Summary Pane

Summary panes are interactive panes for helping a user gain an understanding of a selected set of points. They are best thought of as wrappers around the core of a summary function. There are currently two types of Summary Panes supported: PlotSummaryPane and DataSummaryPane.

These are differentiated by the type of Pane returned, either a plot or a pandas DataFrame. Each of them constructed by being passed a summarizer object. Summarizer objects can be found under the namespaces: summary in the submodules dataframe and plot.

summary.dataframe

  • CountSelectedSummarizer
    • The simplest of all summarizers to simply return the number of points selected.
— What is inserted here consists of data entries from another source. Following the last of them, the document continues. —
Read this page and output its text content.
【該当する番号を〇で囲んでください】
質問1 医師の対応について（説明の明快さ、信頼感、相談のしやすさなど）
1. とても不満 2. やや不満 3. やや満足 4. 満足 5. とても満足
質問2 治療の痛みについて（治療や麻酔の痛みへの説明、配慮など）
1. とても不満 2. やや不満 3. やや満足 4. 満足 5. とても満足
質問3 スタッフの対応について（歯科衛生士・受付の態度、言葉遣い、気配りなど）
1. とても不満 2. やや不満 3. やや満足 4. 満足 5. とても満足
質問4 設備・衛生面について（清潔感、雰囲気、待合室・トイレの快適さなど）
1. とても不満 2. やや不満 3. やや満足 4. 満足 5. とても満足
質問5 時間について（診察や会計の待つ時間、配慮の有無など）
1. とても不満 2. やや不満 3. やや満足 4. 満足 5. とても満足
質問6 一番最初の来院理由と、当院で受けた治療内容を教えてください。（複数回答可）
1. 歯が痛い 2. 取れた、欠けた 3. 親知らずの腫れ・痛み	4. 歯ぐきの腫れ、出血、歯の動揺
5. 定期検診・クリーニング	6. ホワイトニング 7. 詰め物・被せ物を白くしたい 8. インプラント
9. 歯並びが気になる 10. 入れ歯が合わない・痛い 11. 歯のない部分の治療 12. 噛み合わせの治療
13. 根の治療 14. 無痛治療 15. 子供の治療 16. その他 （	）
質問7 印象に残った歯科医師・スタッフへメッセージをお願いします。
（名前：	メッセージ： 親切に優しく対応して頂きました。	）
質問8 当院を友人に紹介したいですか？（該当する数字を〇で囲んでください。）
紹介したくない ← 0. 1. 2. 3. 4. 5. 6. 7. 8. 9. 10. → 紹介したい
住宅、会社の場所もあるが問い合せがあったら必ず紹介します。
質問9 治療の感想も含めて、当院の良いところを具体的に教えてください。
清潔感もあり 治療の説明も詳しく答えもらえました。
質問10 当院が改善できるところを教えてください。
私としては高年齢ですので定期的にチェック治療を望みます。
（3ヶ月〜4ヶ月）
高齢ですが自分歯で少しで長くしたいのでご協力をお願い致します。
Includes an optional weightparameter

  • ValueCountsSummarizer
    • A summarizer that takes a categorical series and computes the pandas.value_counts of that series for the selected points.

  • JointLabelSummarizer
    • A summarizer that takes a high dimensional joint embedding of your points and some labels and uses the centroid of your selected points and it’s distance to your labels to compute a summary.

summarizer dataframe examples:

summary.plot

  • FeatureImportanceSummarizer
    • A summarizer which computes an \($l_1\)-penalized logistic regression between the selected points and the remaining points and returns a bar plot of the top coefficient values.

  • JointWordCloudSummarizer
    • A summarizer that takes a high dimensional joint embedding of your points and some labels and uses the centroid of your selected points and it’s distance to your labels to compute a summary, then returns a wordcloud for visualization.

Custom Summarizers

Summarizers follow the following template example. They are initialized with whatever information they require. Then they have a summarize function which takes a selected variable. The selected variable is a base zero index into your data. This is the basic variable that ties together all the Panes in ThisNotThat. The summarize function returns either a DataFrame or a plot and is passed to the corresponding SummaryPane.

class CentroidSummarizer:

    def __init__(self, data):
        self.data = data

    def summarize(self, selected):
        indices = ['number selected', 'centroid']
        values = [len(selected), np.mean(self.data[selected,:], axis=0)]
        return pd.DataFrame({'values':values}, index=indices)